The Riot Within: My Journey from Rebellion to Redemption
- First edition
- Author: Rodney King, Lawrence J Spagnola
- Genre: Historical, Memoir
- Published: April 2012
- Publisher: HarperCollins

= The Riot Within =

Autobiography by police brutality victim Rodney King

The Riot Within: My Journey from Rebellion to Redemption is a 2012 autobiography of Rodney King (1965–2012). Best known from a widely circulated videotape showing him as a victim of brutality by the Los Angeles Police Department, he became a civil rights icon. The book is co-authored by Lawrence J. Spagnola.

==Context==
King discusses his childhood growing up among loving parents but at times an abusive father, and their shared love for fishing. His father was alcoholic, and he also has had to deal with alcoholism in his adult life. King speaks highly of his teacher Robert E. Jones at John Muir High School, who was openly gay. He discusses his descent into addiction and alcoholism and his run-ins with the law, including when he was stopped and beaten by Los Angeles Police officers. This event was videotaped by a bystander, and carried on national news. There was outrage when the officers were acquitted of charges of excessive force. King reflects on his multicultural heritage. He said that he did not want the 1992 Los Angeles riots that followed the acquittal of the officers at trial.

King reflects his reluctance as a civil rights icon, after a federal trial in which two of the officers were convicted. The city of LA made a settlement with him, paying damages. He felt as if he attracted opportunists and was used by some. He continued to battle addiction and other issues. The book finally wraps up with his obtaining sobriety and discussing lessons he has learned.

==Reception==

Publishers Weekly described The Riot Within as a "tell-all memoir" in which King recounted his childhood, the 1991 beating by Los Angeles police officers, the Los Angeles riots, later legal proceedings, and his struggles with alcoholism. The review concluded that, although the book was "by no means groundbreaking", King's account of his own story was "an interesting read".

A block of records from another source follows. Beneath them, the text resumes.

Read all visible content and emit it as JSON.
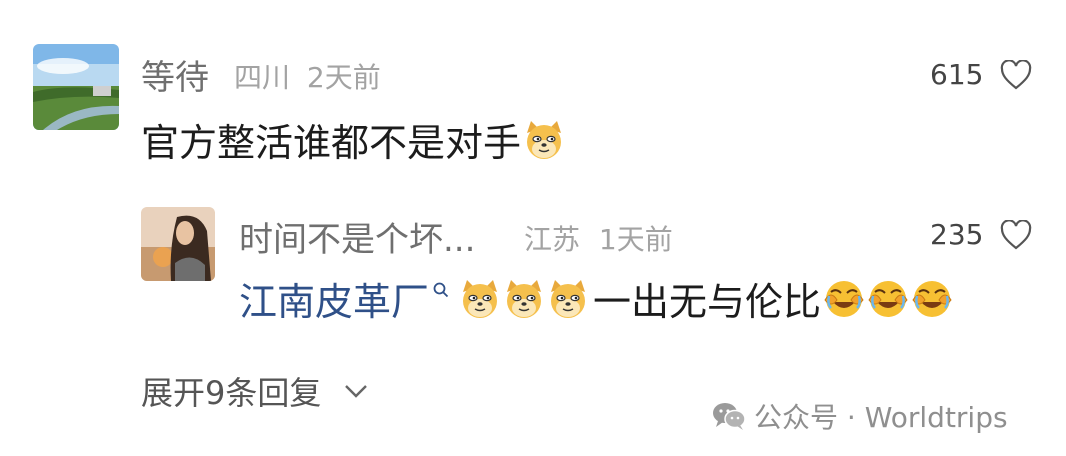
{
  "comment": {
    "author": "等待",
    "location": "四川",
    "time": "2天前",
    "likes": "615",
    "text": "官方整活谁都不是对手",
    "emojis": [
      "doge-emoji"
    ]
  },
  "reply": {
    "author": "时间不是个坏...",
    "location": "江苏",
    "time": "1天前",
    "likes": "235",
    "link_text": "江南皮革厂",
    "text": "一出无与伦比",
    "emojis_before": [
      "doge-emoji",
      "doge-emoji",
      "doge-emoji"
    ],
    "emojis_after": [
      "laugh-cry-emoji",
      "laugh-cry-emoji",
      "laugh-cry-emoji"
    ]
  },
  "expand_label": "展开9条回复",
  "watermark": "公众号 · Worldtrips",
  "colors": {
    "link": "#2f5088",
    "meta": "#a3a3a3"
  }
}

Kirkus Reviews was more critical, writing that the book "rarely plumbs new depths of insight on America's struggles with racial violence". The review said King was strongest when sharing personal details, but found that the book's courtroom and historical material often overwhelmed its personal reflection.

== Amazon categorization controversy ==
The Riot Within was classified by Amazon as a "Criminal Biography" and was listed next to books about serial killers, mob bosses and hackers. Amazon did not respond to a request for a comment from the Los Angeles Times about the error. The book was eventually reclassified under "Memoir and Historical".